Ma réflexion du jour.
Parfois, on croit avancer tout droit, comme sur une ligne tracée d’avance. Puis, sans prévenir, on se perd. Pas par faute ou par faiblesse, juste parce que le chemin s’est brouillé sous nos pas. Et c’est là que ça devient vrai : se perdre n’est pas un échec, c’est une pause surprise qui réoriente le regard.
On peut se croire au bout d’un trajet, et puis la carte se retourne, les repères s’effacent. Dans ces moments-là, on n’essaie plus d’imposer une destination, on écoute ce qui se passe en soi et autour de soi. Le silence devient enseignement, l’erreur, une information. On découvre des doutes qui avaient pris goût à l’ombre, des envies qui avaient été mises en veille faute de temps ou de courage.
Se perdre, c’est aussi accepter de marcher sans savoir où mène le pas suivant. Et c’est précisément là que peut naître quelque chose de plus vrai: une reprise du chemin qui n’imite pas les anciennes traces, mais qui répond à ce que l’on est devenu entre-temps. Le retour se fait alors moins sur le même trajet que sur une version mieux ajustée de soi-même. Une reprise qui reconnaît nos tremblements et nos lumières, nos apprentissages et nos limites.
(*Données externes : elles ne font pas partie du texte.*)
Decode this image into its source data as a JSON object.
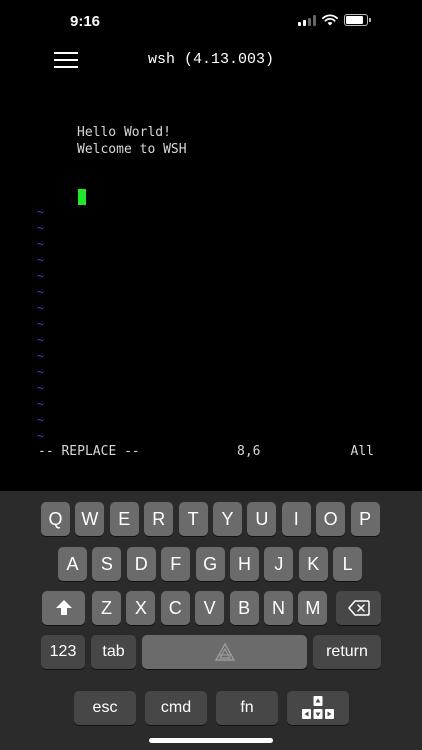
{
  "status_bar": {
    "time": "9:16"
  },
  "header": {
    "title": "wsh (4.13.003)"
  },
  "terminal": {
    "lines": [
      "Hello World!",
      "Welcome to WSH"
    ],
    "tilde": "~",
    "mode": "-- REPLACE --",
    "position": "8,6",
    "scroll": "All"
  },
  "keyboard": {
    "row1": [
      "Q",
      "W",
      "E",
      "R",
      "T",
      "Y",
      "U",
      "I",
      "O",
      "P"
    ],
    "row2": [
      "A",
      "S",
      "D",
      "F",
      "G",
      "H",
      "J",
      "K",
      "L"
    ],
    "row3": [
      "Z",
      "X",
      "C",
      "V",
      "B",
      "N",
      "M"
    ],
    "numbers_label": "123",
    "tab_label": "tab",
    "return_label": "return",
    "esc_label": "esc",
    "cmd_label": "cmd",
    "fn_label": "fn"
  },
  "colors": {
    "cursor": "#1ee82b",
    "tilde": "#3e43c9",
    "keyboard_bg": "#2b2b2b",
    "key_bg": "#6b6b6b",
    "fn_key_bg": "#474747"
  },
  "icons": {
    "menu": "hamburger-icon",
    "shift": "shift-arrow-icon",
    "backspace": "backspace-icon",
    "space": "logo-icon",
    "arrows": "arrow-keys-icon"
  }
}
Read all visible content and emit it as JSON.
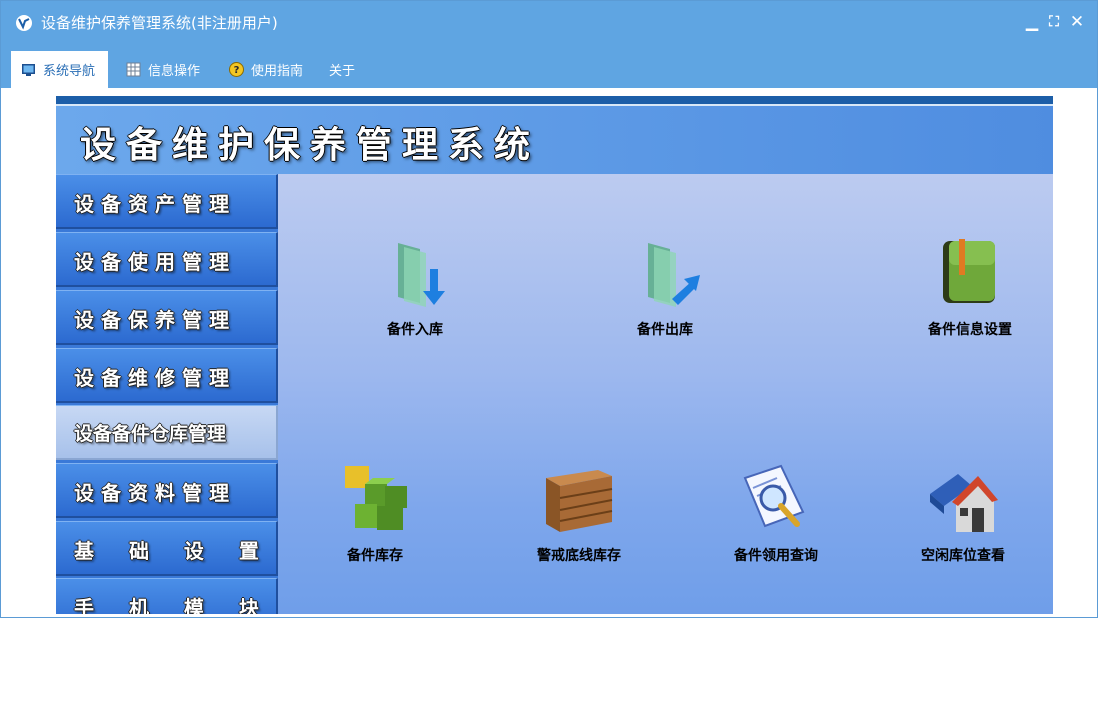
{
  "window": {
    "title": "设备维护保养管理系统(非注册用户)",
    "controls": {
      "minimize": "▁",
      "restore": "⛶",
      "close": "✕"
    }
  },
  "tabs": [
    {
      "label": "系统导航",
      "icon": "monitor-icon",
      "active": true
    },
    {
      "label": "信息操作",
      "icon": "grid-icon",
      "active": false
    },
    {
      "label": "使用指南",
      "icon": "help-icon",
      "active": false
    },
    {
      "label": "关于",
      "icon": "",
      "active": false
    }
  ],
  "app": {
    "title": "设备维护保养管理系统",
    "menu": [
      {
        "label": "设备资产管理",
        "active": false
      },
      {
        "label": "设备使用管理",
        "active": false
      },
      {
        "label": "设备保养管理",
        "active": false
      },
      {
        "label": "设备维修管理",
        "active": false
      },
      {
        "label": "设备备件仓库管理",
        "active": true
      },
      {
        "label": "设备资料管理",
        "active": false
      },
      {
        "label": "基 础 设 置",
        "active": false
      },
      {
        "label": "手 机 模 块",
        "active": false
      }
    ],
    "functions": [
      {
        "label": "备件入库",
        "icon": "folder-in-icon"
      },
      {
        "label": "备件出库",
        "icon": "folder-out-icon"
      },
      {
        "label": "备件信息设置",
        "icon": "green-book-icon"
      },
      {
        "label": "备件库存",
        "icon": "cubes-icon"
      },
      {
        "label": "警戒底线库存",
        "icon": "wooden-crate-icon"
      },
      {
        "label": "备件领用查询",
        "icon": "magnifier-document-icon"
      },
      {
        "label": "空闲库位查看",
        "icon": "house-icon"
      }
    ]
  },
  "colors": {
    "titlebar": "#5fa5e2",
    "sidebar": "#3a79d8",
    "panel_top": "#bccbf0",
    "panel_bottom": "#6f9ee9"
  }
}
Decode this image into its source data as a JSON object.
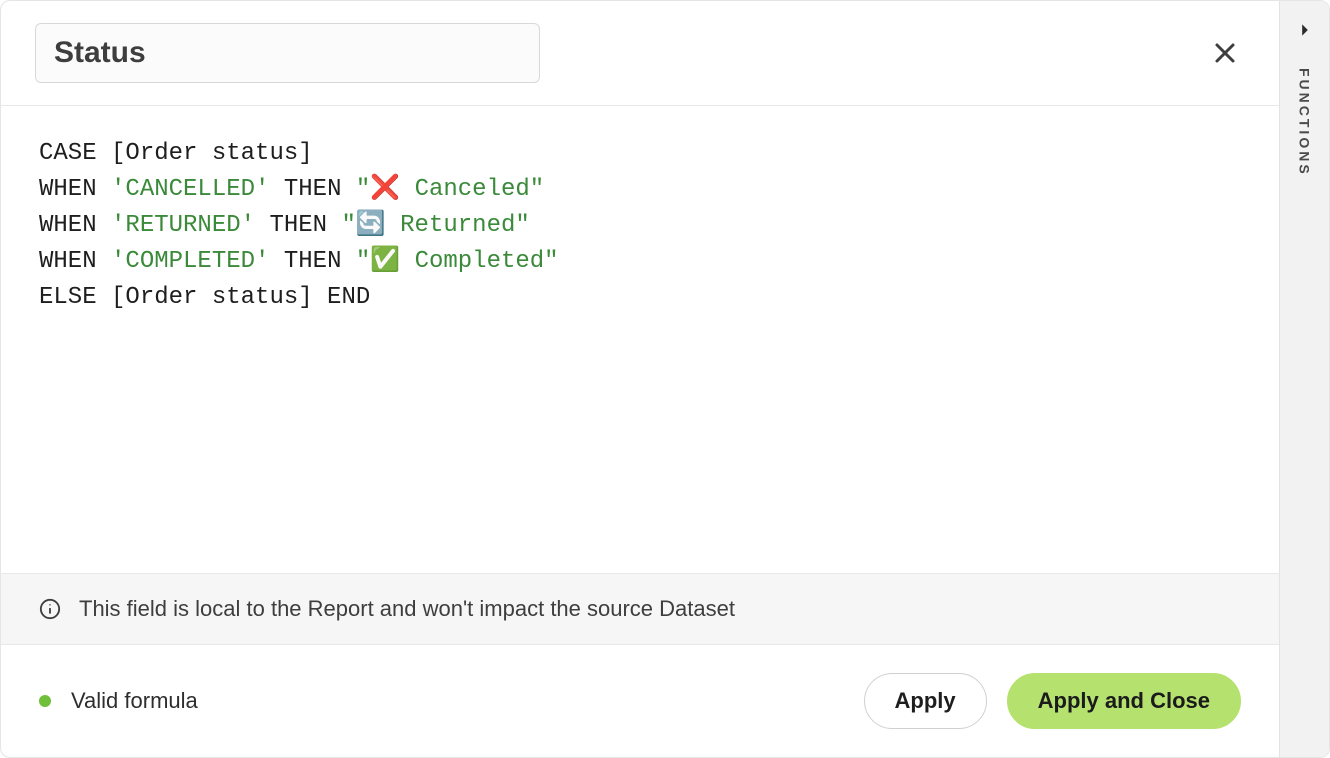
{
  "header": {
    "name_value": "Status"
  },
  "code": {
    "line1_kw1": "CASE",
    "line1_field": " [Order status]",
    "line2_kw1": "WHEN ",
    "line2_str1": "'CANCELLED'",
    "line2_kw2": " THEN ",
    "line2_str2": "\"❌ Canceled\"",
    "line3_kw1": "WHEN ",
    "line3_str1": "'RETURNED'",
    "line3_kw2": " THEN ",
    "line3_str2": "\"🔄 Returned\"",
    "line4_kw1": "WHEN ",
    "line4_str1": "'COMPLETED'",
    "line4_kw2": " THEN ",
    "line4_str2": "\"✅ Completed\"",
    "line5_kw1": "ELSE",
    "line5_field": " [Order status] ",
    "line5_kw2": "END"
  },
  "info_bar": {
    "text": "This field is local to the Report and won't impact the source Dataset"
  },
  "footer": {
    "status_text": "Valid formula",
    "apply_label": "Apply",
    "apply_close_label": "Apply and Close"
  },
  "side_rail": {
    "label": "FUNCTIONS"
  }
}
Le vrai retour n’est pas un retour en arrière, c’est une réorientation. On repart avec une mémoire plus précise: celle des moments où l’on s’est égaré et où l’on a découvert, sans chercher, ce qui compte vraiment. Le monde, avec ses détours, devient une école. Et l’on comprend que se perdre peut être le prélude à une tenue plus juste avec soi-même, à une présence qui n’est plus le simulacre d’un chemin idéal, mais la réalité d’un parcours vécu jusqu’au bout.
Ainsi, se perdre peut être un moment d’épure où l’on écarte le superficiel pour toucher l’essentiel. Le retour qui en découle porte moins les traces d’un itinéraire parfait que l’empreinte d’un être qui sait où il va, parce qu’il a pris le temps de se retrouver.